Article Text

  1. A. Y. Kim,
  2. H. M. Russell,
  3. J. Raman,
  4. M. Gupta,
  5. X. Tian,
  6. R. M. Lang,
  7. J. L. Miller
  1. The University of Chicago, Chicago, IL


Cardiomyopathy (CM) is associated with a significant risk for thrombosis and an increased risk for thromboembolic events. Early studies invoked blood stasis or flow disturbance as the principal underlying mechanisms. More recent evidence has linked CM with a hypercoagulable state, as demonstrated by elevated levels of thrombin-antithrombin complexes, prothrombin fragment F1+2, and fibrinopeptide A, all indices of thrombin activation. Thrombomodulin (TM), an integral membrane protein found on the endocardial endothelium (EE), is a potent thrombin inhibitor via activation of the protein C pathway. We hypothesized that the increased ventricular wall tension characteristic of CM would result in reduced TM protein expression on the surface of EE, which would, in turn, result in an impairment of local activated protein C (APC) activity, thereby increasing the risk for thrombosis. Using a rabbit pacing-induced CM model, we quantified TM protein expression on EE over time by digital immunohistochemical analysis (n = 4/time point), expressed as arbitrary units (AU)/mm of left ventricular (LV) perimeter.
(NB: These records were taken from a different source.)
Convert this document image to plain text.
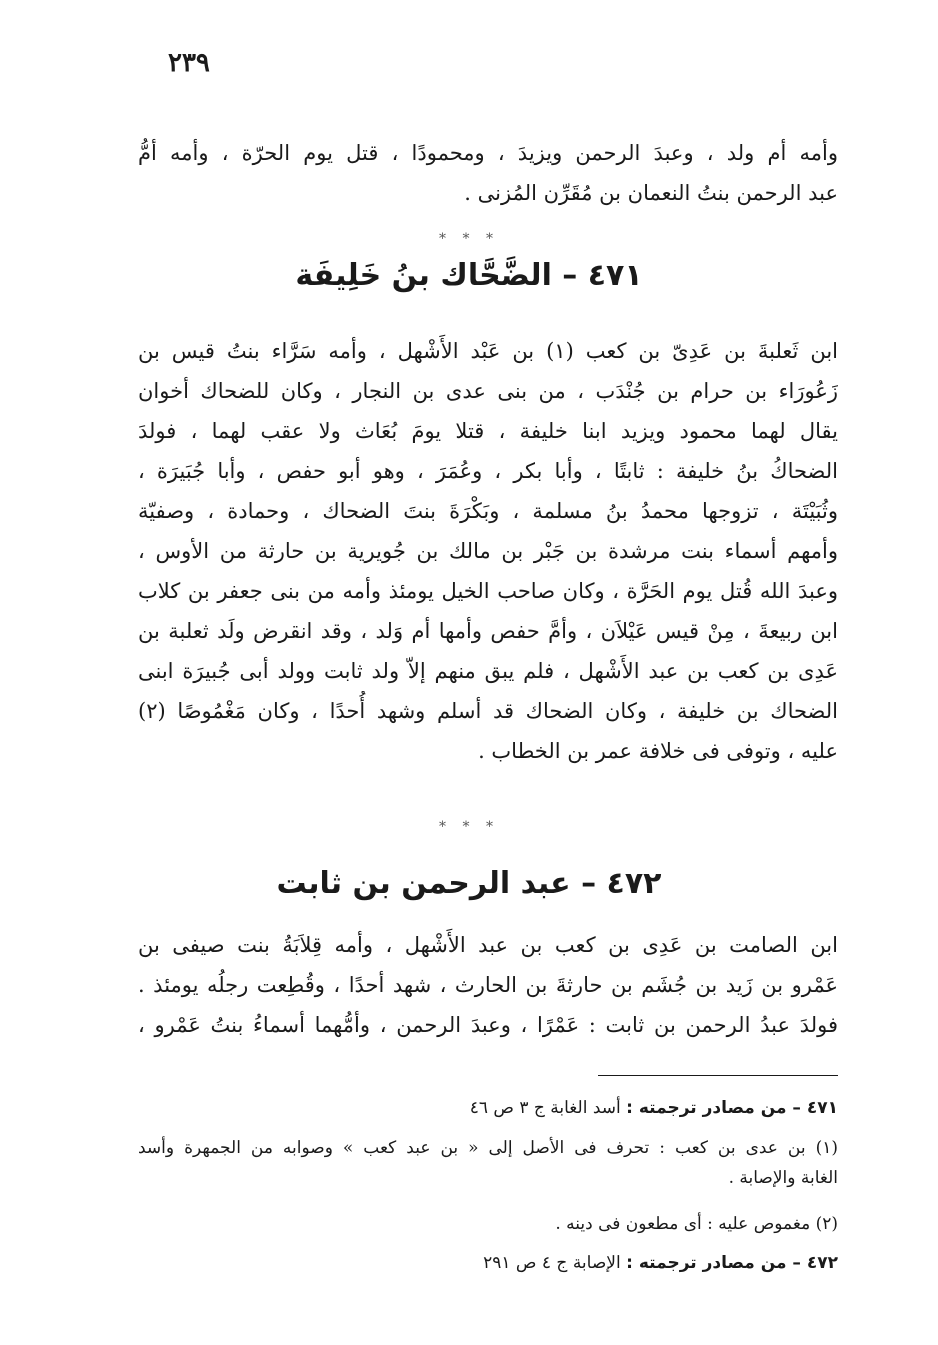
٢٣٩
وأمه أم ولد ، وعبدَ الرحمن ويزيدَ ، ومحمودًا ، قتل يوم الحرّة ، وأمه أمُّ
عبد الرحمن بنتُ النعمان بن مُقَرِّن المُزنى .
* * *
٤٧١ – الضَّحَّاك بنُ خَلِيفَة
ابن ثَعلبةَ بن عَدِىّ بن كعب (١) بن عَبْد الأَشْهل ، وأمه سَرَّاء بنتُ قيس بن
زَعُورَاء بن حرام بن جُنْدَب ، من بنى عدى بن النجار ، وكان للضحاك أخوان
يقال لهما محمود ويزيد ابنا خليفة ، قتلا يومَ بُعَاث ولا عقب لهما ، فولدَ
الضحاكُ بنُ خليفة : ثابتًا ، وأبا بكر ، وعُمَرَ ، وهو أبو حفص ، وأبا جُبَيرَة ،
وثُبَيْتَة ، تزوجها محمدُ بنُ مسلمة ، وبَكْرَةَ بنتَ الضحاك ، وحمادة ، وصفيّة
وأمهم أسماء بنت مرشدة بن جَبْر بن مالك بن جُويرية بن حارثة من الأوس ،
وعبدَ الله قُتل يوم الحَرَّة ، وكان صاحب الخيل يومئذ وأمه من بنى جعفر بن كلاب
ابن ربيعةَ ، مِنْ قيس عَيْلاَن ، وأمَّ حفص وأمها أم وَلد ، وقد انقرض ولَد ثعلبة بن
عَدِى بن كعب بن عبد الأَشْهل ، فلم يبق منهم إلاّ ولد ثابت وولد أبى جُبيرَة ابنى
الضحاك بن خليفة ، وكان الضحاك قد أسلم وشهد أُحدًا ، وكان مَغْمُوصًا (٢)
عليه ، وتوفى فى خلافة عمر بن الخطاب .
* * *
٤٧٢ – عبد الرحمن بن ثابت
ابن الصامت بن عَدِى بن كعب بن عبد الأَشْهل ، وأمه قِلاَبَةُ بنت صيفى بن
عَمْرو بن زَيد بن جُشَم بن حارثةَ بن الحارث ، شهد أحدًا ، وقُطِعت رجلُه يومئذ .
فولدَ عبدُ الرحمن بن ثابت : عَمْرًا ، وعبدَ الرحمن ، وأمُّهما أسماءُ بنتُ عَمْرو ،
٤٧١ – من مصادر ترجمته : أسد الغابة ج ٣ ص ٤٦
(١) بن عدى بن كعب : تحرف فى الأصل إلى « بن عبد كعب » وصوابه من الجمهرة وأسد
الغابة والإصابة .
(٢) مغموص عليه : أى مطعون فى دينه .
٤٧٢ – من مصادر ترجمته : الإصابة ج ٤ ص ٢٩١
Baseline TM staining of LV endocardial segments was 1,669 ± 128 AU/mm. After 8 weeks of rapid pacing, TM protein expression on EE was markedly decreased (175 ± 41 AU/mm, p < .0001 vs control LV). TM protein expression remained significantly low after 15 weeks of pacing compared to control LV (142 ± 32 AU/mm, p < .0001). Western blot analysis confirmed the immunohistochemical pattern of reduced TM protein expression in CM. Persistence of staining for von Willebrand factor, which is stored in intracellular Weibel-Palade bodies, provided evidence that decreased TM staining was not due to endocardial loss. To assess the physiologic consequence of reduced TM expression, we measured in situ formation of APC using a chromogenic assay. Segments of control LV (n = 4) generated 2,100 ± 138 fmol APC/min/cm2. In contrast, LV harvested after 8 and 15 weeks of pacing generated only 329 ± 35 and 307 ± 78 fmol APC/min/cm2, respectively (p < .0001 vs control LV). Conclusion: Endocardial TM protein expression is reduced by 90% at 8 weeks and 92% at 15 weeks following rapid pacing. This decrease in TM results in an 85% reduced capacity of the EE to generate activated protein C compared to normal LV. Reduced TM expression in CM markedly impairs APC formation, thereby contributing to a significant loss of endocardial thromboresistance.